LAUSANNE, Switzerland (Reuters) – Italian Prime Minister Giuseppe Conte will attend an International Olympic Committee vote on Monday to support Milan and Cortina D’Ampezzo’s bid to land the 2026 winter Games, a source within the Italian Olympic Committee said on Wednesday.

The Italian bid is up against the Swedish candidacy of Stockholm and Are, with the IOC to elect the winning bid on Monday.

“We have informed the IOC today that Prime Minister Conte will arrive (in Lausanne) on Monday,” the source told Reuters.

The two bids are the last remaining after Swiss city Sion, Japan’s Sapporo, Austria’s Graz and 1988 hosts Calgary in Canada all withdrew last year, scared off by the cost and size of the Games or strong local opposition to the Olympics.
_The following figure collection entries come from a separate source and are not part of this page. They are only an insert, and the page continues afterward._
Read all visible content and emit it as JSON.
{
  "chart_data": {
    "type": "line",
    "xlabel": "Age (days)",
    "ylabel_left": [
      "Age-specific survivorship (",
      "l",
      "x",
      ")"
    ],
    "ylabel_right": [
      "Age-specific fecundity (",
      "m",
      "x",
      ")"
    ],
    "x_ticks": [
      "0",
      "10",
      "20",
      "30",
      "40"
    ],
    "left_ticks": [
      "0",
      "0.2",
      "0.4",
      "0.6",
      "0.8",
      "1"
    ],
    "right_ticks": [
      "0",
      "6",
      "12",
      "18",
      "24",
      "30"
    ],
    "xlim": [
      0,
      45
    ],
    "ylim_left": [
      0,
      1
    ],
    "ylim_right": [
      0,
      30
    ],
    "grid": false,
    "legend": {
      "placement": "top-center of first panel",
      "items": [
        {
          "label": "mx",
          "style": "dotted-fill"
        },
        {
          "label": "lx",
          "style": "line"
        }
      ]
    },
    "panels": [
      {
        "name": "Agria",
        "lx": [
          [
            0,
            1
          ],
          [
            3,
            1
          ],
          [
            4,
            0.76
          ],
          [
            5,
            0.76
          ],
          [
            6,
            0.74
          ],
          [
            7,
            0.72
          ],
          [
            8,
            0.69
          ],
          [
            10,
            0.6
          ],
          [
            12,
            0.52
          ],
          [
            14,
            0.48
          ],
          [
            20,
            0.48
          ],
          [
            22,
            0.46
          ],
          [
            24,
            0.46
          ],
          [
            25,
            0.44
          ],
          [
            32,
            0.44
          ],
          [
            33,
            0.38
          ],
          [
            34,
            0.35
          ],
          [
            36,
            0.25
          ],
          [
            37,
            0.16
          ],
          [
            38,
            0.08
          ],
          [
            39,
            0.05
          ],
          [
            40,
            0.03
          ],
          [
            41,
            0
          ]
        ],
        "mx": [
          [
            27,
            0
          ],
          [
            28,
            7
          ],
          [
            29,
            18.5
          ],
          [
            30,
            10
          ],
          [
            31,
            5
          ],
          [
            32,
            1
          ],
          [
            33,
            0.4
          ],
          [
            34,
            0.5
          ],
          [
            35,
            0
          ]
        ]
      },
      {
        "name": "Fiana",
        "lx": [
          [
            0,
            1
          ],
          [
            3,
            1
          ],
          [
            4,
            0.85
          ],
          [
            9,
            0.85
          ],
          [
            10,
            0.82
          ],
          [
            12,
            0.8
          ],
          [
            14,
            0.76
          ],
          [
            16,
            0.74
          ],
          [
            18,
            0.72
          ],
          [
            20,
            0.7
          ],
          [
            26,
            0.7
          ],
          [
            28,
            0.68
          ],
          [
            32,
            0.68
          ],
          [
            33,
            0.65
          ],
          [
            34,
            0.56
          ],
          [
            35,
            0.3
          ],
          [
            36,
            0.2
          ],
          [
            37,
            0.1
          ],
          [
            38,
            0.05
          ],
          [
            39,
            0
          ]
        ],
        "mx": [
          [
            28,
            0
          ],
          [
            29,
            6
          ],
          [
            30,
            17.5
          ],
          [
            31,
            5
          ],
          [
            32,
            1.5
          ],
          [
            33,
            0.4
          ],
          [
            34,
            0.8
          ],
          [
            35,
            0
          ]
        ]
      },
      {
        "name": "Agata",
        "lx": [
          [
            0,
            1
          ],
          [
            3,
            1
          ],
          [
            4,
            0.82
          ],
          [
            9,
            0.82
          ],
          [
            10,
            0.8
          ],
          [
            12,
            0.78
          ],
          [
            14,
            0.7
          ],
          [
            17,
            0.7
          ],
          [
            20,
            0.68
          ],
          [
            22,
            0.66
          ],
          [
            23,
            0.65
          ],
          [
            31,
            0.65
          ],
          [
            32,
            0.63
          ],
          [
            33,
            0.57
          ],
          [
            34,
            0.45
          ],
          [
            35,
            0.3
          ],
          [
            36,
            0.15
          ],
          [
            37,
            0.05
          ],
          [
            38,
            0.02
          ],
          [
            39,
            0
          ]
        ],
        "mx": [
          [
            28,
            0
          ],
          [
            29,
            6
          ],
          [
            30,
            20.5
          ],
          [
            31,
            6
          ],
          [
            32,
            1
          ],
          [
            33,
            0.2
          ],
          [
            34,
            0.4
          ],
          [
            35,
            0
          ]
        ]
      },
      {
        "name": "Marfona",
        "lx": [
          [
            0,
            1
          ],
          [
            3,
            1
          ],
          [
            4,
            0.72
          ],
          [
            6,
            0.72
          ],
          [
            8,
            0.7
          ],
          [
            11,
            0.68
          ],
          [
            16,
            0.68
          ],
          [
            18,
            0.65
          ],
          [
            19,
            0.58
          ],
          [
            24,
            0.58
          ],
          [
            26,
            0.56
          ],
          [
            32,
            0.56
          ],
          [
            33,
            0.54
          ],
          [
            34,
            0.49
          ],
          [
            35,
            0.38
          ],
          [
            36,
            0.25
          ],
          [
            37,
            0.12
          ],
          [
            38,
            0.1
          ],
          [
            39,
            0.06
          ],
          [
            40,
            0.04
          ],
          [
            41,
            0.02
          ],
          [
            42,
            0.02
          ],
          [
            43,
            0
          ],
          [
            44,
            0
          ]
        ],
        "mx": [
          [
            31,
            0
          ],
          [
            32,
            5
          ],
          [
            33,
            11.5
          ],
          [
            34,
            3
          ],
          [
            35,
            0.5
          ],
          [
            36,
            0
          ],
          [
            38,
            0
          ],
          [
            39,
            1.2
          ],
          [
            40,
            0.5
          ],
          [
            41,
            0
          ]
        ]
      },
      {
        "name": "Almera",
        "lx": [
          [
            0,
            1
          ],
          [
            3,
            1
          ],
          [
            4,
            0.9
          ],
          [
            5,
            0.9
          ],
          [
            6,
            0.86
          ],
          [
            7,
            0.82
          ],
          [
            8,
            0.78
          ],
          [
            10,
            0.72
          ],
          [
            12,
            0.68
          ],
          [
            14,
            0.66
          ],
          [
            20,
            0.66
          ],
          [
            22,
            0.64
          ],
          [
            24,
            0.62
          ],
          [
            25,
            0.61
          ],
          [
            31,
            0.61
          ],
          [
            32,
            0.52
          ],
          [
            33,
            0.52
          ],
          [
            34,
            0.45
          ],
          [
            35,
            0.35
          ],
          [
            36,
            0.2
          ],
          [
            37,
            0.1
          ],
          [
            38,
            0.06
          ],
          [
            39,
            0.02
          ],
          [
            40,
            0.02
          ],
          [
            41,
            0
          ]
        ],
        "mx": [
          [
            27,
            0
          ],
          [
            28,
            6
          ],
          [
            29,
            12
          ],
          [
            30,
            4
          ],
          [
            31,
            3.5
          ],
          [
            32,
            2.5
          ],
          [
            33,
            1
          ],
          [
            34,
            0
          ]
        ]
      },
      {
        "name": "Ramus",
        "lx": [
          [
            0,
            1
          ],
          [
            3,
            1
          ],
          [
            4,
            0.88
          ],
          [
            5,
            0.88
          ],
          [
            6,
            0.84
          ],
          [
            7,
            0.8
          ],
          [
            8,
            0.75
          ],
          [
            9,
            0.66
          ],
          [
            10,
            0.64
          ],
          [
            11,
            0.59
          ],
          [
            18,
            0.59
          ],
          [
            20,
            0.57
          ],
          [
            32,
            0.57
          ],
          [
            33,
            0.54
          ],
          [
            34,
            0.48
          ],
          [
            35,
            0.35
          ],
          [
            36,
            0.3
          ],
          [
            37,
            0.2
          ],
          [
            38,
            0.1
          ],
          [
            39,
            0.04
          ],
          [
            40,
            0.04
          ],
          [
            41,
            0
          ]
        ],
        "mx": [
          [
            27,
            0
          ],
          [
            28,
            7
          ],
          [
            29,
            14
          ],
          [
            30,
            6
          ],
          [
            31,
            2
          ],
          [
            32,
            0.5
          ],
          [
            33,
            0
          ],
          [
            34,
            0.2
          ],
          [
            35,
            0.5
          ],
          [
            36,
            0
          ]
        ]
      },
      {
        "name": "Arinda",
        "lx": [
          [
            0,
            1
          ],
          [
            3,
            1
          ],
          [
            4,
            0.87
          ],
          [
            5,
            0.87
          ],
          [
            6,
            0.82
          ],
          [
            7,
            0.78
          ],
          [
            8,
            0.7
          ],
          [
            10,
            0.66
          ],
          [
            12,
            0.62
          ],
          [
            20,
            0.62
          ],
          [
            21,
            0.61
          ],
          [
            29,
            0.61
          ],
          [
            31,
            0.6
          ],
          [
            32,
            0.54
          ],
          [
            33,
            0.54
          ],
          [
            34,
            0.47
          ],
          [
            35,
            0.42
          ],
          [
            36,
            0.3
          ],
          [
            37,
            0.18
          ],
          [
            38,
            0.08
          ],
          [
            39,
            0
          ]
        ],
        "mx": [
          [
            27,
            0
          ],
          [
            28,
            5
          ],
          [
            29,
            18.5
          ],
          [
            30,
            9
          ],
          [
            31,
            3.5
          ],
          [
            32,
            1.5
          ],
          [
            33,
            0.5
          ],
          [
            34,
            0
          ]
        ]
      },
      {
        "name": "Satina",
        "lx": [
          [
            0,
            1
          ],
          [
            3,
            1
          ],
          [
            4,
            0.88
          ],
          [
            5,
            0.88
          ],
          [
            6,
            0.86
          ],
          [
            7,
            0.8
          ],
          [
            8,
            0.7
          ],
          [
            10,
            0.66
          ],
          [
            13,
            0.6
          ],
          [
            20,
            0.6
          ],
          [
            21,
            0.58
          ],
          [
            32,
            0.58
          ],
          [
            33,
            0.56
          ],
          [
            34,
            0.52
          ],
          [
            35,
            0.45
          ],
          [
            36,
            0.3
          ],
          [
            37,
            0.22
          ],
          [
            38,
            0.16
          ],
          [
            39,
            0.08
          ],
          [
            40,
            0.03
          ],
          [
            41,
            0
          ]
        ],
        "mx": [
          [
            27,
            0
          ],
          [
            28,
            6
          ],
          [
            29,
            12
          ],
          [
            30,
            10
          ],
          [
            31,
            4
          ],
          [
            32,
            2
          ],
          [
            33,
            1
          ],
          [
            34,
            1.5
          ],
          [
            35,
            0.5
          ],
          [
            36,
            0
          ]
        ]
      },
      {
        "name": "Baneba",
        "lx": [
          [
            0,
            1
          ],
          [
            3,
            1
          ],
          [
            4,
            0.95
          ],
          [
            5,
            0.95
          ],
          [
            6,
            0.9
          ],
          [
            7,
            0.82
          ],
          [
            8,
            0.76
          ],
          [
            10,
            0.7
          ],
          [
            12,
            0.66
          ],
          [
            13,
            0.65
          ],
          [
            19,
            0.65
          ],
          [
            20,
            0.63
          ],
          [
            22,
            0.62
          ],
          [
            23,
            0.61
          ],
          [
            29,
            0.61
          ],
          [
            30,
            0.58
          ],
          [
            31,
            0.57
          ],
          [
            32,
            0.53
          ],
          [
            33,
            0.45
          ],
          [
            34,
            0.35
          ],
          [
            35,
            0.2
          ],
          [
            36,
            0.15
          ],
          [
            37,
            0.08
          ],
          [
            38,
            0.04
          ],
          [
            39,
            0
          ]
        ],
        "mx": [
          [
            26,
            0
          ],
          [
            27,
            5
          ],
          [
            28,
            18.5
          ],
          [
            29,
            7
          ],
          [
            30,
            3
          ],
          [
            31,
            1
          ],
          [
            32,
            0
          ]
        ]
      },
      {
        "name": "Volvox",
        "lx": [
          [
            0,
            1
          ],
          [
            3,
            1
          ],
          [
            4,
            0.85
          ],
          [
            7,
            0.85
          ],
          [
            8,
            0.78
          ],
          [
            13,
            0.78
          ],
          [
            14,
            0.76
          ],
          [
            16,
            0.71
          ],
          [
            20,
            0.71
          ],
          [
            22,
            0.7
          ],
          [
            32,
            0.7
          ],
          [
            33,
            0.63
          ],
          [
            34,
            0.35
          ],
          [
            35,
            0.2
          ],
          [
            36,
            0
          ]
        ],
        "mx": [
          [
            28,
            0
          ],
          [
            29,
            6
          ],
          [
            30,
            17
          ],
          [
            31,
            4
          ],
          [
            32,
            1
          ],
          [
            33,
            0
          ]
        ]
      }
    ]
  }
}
Turkey’s Erzurum was eliminated from the bidding process by the IOC.

“The Prime Minister will come to support the bid of Italy,” the source said.

Up until a few years ago bidding for the Games was a fierce affair and campaign budgets grew to as much as $100 million as heads of state attended the vote in order to push for their country’s candidacy.

But with interest waning in recent years amid ballooning budgets for hosting the Games, fewer cities are left in the race, forcing the IOC to reform the bid process in an effort to turn the Games into an attractive prospect again.

It has also not been an easy process for Milan and Stockholm, with both having to wait until late to receive much-needed government guarantees and support.

The Swedish bid also suffered a major blow when the City of Stockholm said it would not be signing the host city contract with the IOC should it be awarded the Games, amid strong local opposition. Are would do it instead.